After the heroics of 2022 – where long-time ally Grace Prendergast helped lead a superlative Light Blue outfit to a course record and triumph on the Tideway – Cambridge women arrived into 2023 with far less obvious daylight between themselves and a resurgent Oxford crew. Race day dawned stormy and sullen with grey clouds skidding overhead and a fierce headwind riling up an already unpredictable Tideway. After winning the toss and selecting the Surrey station, Cambridge lined up in the shadows of Putney Bridge chasing a sixth successive title.
Oxford enjoyed the better of the two starts in chastening conditions, demonstrating the explosive opening power that towpath gossip had whipped up a frenzy around in the weeks leading up to the race. The Light Blues, steered by junior world silver medalist and former St Paul’s schoolboy James Trotman, remained unfazed though – our boat and our crew were proving themselves to be fierce competitors against an early-running Oxford.
As the race wore on, Cambridge began to squeeze the Dark Blues, clawing back the deficit seat by seat and demonstrating the technical prowess of both their bladework and the shell which was carrying them. After hitting the front, Caoimhe Dempsey, competing in her third Boat Race and stroking the crew as President in 2023, never looked likely to relinquish the advantage. The superior power and poise of her group was obvious and well balanced alongside a Filippi shell that proved a robust and reliable companion in testing conditions.

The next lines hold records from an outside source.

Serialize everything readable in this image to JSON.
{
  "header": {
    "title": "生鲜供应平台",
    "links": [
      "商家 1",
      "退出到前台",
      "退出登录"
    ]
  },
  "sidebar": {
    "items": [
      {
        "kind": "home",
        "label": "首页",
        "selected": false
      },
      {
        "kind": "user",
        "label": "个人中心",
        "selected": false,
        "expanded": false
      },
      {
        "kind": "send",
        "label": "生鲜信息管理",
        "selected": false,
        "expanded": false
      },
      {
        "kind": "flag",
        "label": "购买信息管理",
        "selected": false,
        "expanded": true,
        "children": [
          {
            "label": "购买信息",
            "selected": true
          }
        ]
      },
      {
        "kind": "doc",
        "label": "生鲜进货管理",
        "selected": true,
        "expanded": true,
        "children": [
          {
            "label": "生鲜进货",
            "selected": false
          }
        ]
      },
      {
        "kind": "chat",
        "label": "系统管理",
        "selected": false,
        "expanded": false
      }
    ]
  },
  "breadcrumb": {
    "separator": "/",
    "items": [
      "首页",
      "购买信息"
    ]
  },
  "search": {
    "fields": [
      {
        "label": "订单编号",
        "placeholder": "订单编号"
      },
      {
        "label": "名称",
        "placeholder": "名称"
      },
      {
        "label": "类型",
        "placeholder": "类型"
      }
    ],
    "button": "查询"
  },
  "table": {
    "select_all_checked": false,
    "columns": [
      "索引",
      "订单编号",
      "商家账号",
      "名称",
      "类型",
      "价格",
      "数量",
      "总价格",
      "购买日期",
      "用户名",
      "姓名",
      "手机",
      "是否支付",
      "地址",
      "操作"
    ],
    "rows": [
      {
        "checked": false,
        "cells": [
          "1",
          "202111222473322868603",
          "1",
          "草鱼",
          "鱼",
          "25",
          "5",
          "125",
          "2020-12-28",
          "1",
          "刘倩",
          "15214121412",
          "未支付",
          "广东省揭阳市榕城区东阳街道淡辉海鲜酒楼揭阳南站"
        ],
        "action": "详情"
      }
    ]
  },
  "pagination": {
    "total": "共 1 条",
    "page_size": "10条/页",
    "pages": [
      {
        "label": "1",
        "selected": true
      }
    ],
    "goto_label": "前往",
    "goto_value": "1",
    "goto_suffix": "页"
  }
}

Cox Trotman, who made his name steering St Paul’s School to victory in the 2022 edition of the Princess Elizabeth Challenge Cup, demonstrated his knack for decisive in-game decisions; his strong hand on the rudder allowed Cambridge to shut the door on any potential for an Oxford comeback. As the water calmed around the long Surrey bend, the Light Blues were able to stretch their lead to several lengths of clear water and begin to enjoy the uniqueness of the occasion. They finished in 20 minutes and 29 seconds, four and a half lengths clear of Oxford.
A positive collaboration like this is rare in sport; where the reality of the cooperation outflanks the dream that prompted the first discussion. Filippi’s partnership with Cambridge women has yielded phenomenal success – two wins in two races that establishes a Light Blue dynasty under the unerring leadership of Paddy Ryan. It was a magical weekend for everyone associated with Cambridge – they recorded a clean sweep of all available categories for only the third time in history. Perhaps next year, the men’s squad will consider testing the same product that has led their female counterparts to such giddy heights.
Huge congratulations to Cambridge, Paddy, Caoimhe and everyone involved with Cambridge University Boat Club. We are already eagerly awaiting a renewal of ties for the 2024 match-up.